Successful completion of the proposed research directions will define to what extent AD-associated dysbiosis contributes to neurodegenerative disease pathogenesis and will also begin to reveal prospective factors underpinning the effects of the human AD microbiota on disease progression. If our overarching hypothesis is proven correct, this work would then be of translational significance, as microbiota targeting approaches such as fecal transplantation and probiotics could offer safe and cost-effective strategies to delay and/or treat AD.
Deep characterization of microbiota structure and function in kidney disease
Key Personnel: Jennie Ma, Pankaj Kumar, Binu Sharma, Shirin Pourafshar, Pao-Hwa Lin (Duke)
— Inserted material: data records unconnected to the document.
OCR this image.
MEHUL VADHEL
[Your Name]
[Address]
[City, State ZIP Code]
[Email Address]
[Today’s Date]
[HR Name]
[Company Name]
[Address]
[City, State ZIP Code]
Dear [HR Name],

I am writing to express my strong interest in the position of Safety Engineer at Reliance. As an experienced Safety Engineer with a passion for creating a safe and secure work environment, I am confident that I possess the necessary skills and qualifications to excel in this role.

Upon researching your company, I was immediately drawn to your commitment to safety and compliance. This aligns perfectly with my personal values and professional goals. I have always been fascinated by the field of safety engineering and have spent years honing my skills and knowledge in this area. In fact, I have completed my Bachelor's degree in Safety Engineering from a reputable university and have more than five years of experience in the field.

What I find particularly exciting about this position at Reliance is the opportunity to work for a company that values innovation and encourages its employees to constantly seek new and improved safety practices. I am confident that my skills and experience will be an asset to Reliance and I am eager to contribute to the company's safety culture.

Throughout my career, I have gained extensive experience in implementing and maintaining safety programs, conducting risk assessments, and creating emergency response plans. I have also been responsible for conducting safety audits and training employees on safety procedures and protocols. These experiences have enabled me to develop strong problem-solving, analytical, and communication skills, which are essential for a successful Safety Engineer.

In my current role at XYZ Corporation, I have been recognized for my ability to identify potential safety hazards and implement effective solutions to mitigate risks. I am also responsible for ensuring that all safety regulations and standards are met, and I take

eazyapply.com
Summary: Kidney disease is a global health epidemic and one of the few non-communicable diseases rising in morbidity and mortality globally. The current standard to prevent kidney disease includes control of blood sugar, blood pressure, and body weight. The gastrointestinal (GI) microbiota is known to contribute to each of these risk factors, but its role in development of kidney disease is not well understood. Our goal is to evaluate the GI microbiota in individuals with mild-moderate kidney disease to identify candidate communities and functions that may contribute to pathogenesis. To achieve this goal we have established a pilot study cohort enriched with participants who have kidney disease. In this year-long longitudinal cohort, participants provide stool samples for microbiota characterization seasonally, dietary interviews throughout the year, health and medication information, and measurement of a variety of clinically important, kidney-related traits (blood pressure, body mass index, waist circumference, and glycemia). We will use stool shotgun metagenomic sequencing and LC-MS/MS metabolomics to identify candidate species and functions associated with kidney function and kidney-related traits to design a larger longitudinal follow up study.